For CIOs: Run the 25-point readiness assessment this week. If your score is below 15, do not start vendor evaluation—fix the foundational gaps in inventory, ownership, and observability first. If your score is 15+, use the decision matrix to nominate a primary vendor based on your incumbent IAM and cloud footprint, then run a 30-day proof of concept measuring time-to-onboard, time-to-detect anomaly, and integration cost. Establish a named agent identity program owner reporting to the CIO or CISO, not a working group with shared accountability.

For CFOs: Reframe the budget conversation. Agent identity is not a discretionary 2026 investment—it is regulatory floor by August 2 and breach-cost insurance immediately. The math is straightforward: the average shadow AI breach costs $4.63 million; the IBM-quantified premium for AI access control failure is $670K per incident; EU AI Act fines can exceed €35 million. A $500K-$2M annual platform investment delivers a 5-50x payback in avoided incident costs alone, before counting compliance avoidance. Demand vendor pricing that scales with agent count rather than seat count, and benchmark against Microsoft's $15/user/month Agent 365 anchor price.

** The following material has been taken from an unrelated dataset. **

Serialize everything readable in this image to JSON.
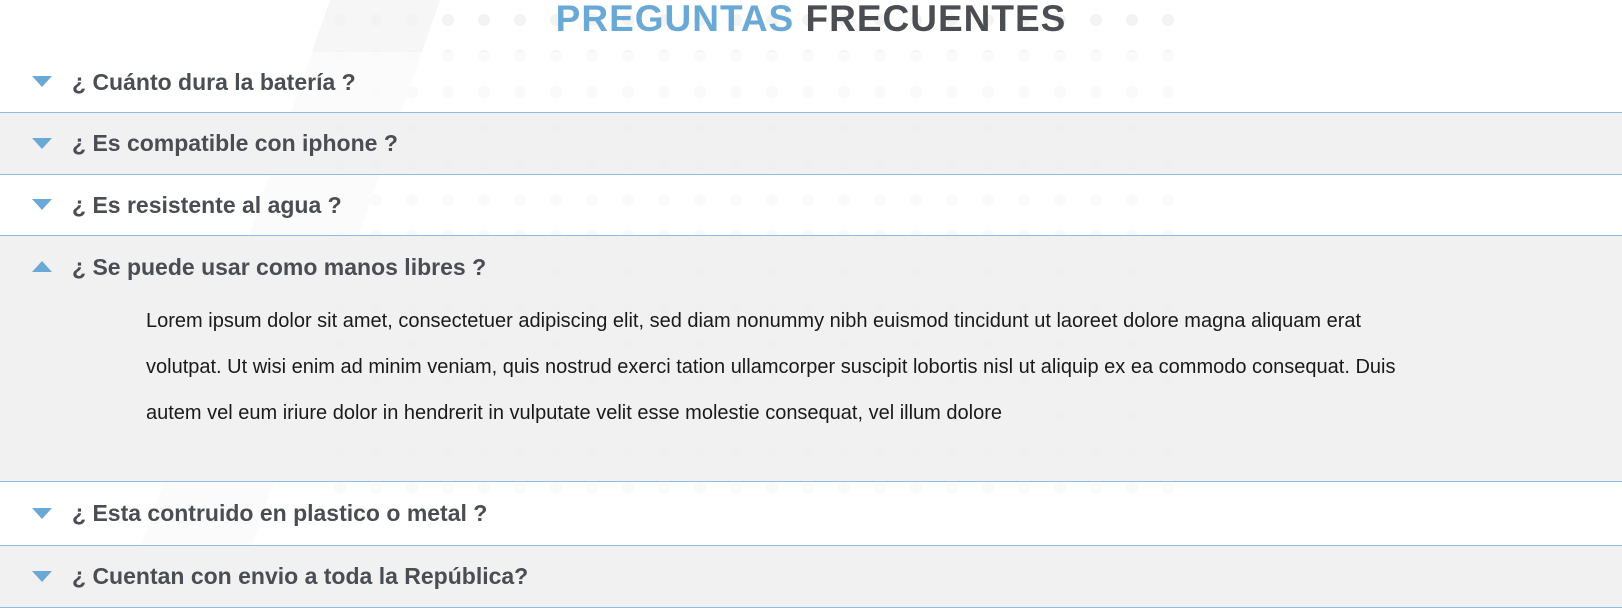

For business leaders: Treat the agent identity decision as the foundation for every AI agent business case you will approve in 2026 and 2027. Without it, agent projects stall at procurement and security review. With it, you collapse approval cycles from months to weeks. Ensure your governance, risk, and compliance partners are involved in the vendor selection, and require board-level reporting on agent inventory, breach exposure, and EU AI Act readiness as a standing quarterly agenda item.